Der Wandel in der Klassifikation von Transidentität von einer psychischen Störung hin zu einem Gesundheitszustand ist ein bedeutender Schritt in der Anerkennung und dem Verständnis von Geschlechtsidentität. Die Umstellung von ICD-10 auf ICD-11 reflektiert ein wachsendes Bewusstsein für die Komplexität der Geschlechtsidentität und die Differenzierung zwischen biologischen, psychologischen und sozialen Aspekten.
Die Klassifizierung als „Geschlechtsinkongruenz“ im ICD-11 signalisiert eine Entpathologisierung von Transidentität und erkennt an, dass Personen, die sich nicht mit dem bei der Geburt zugewiesenen Geschlecht identifizieren, keine psychische Störung haben, sondern einfach in ihrer Geschlechtsidentität von der gesellschaftlichen Norm abweichen. Diese Veränderung kann weitreichende positive Auswirkungen auf die Wahrnehmung und Behandlung von Trans*-Personen haben. Sie unterstützt nicht nur die medizinische Gemeinschaft dabei, sensibler auf die Bedürfnisse von Trans*-Personen einzugehen, sondern könnte auch zur Bekämpfung von Stigmatisierung und Diskriminierung beitragen.

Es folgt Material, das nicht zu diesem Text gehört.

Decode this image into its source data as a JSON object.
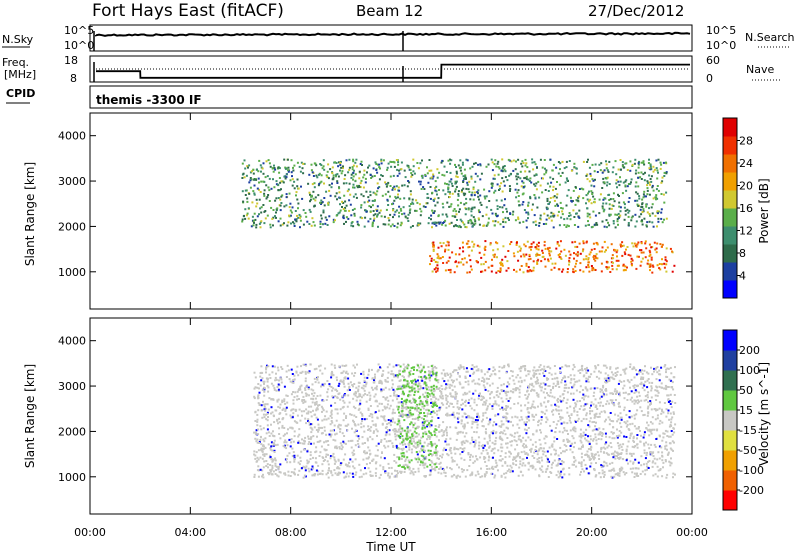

Dennoch bleibt die Implementierung dieser neuen Klassifikation in der medizinischen Praxis und die gesellschaftliche Akzeptanz von Transidentität eine Herausforderung. Auch wenn die neue Klassifikation eine Fortschritt darstellt, sind viele Trans*-Personen nach wie vor mit Vorurteilen, Diskriminierung und unzureichendem Zugang zu geeigneten medizinischen Dienstleistungen konfrontiert.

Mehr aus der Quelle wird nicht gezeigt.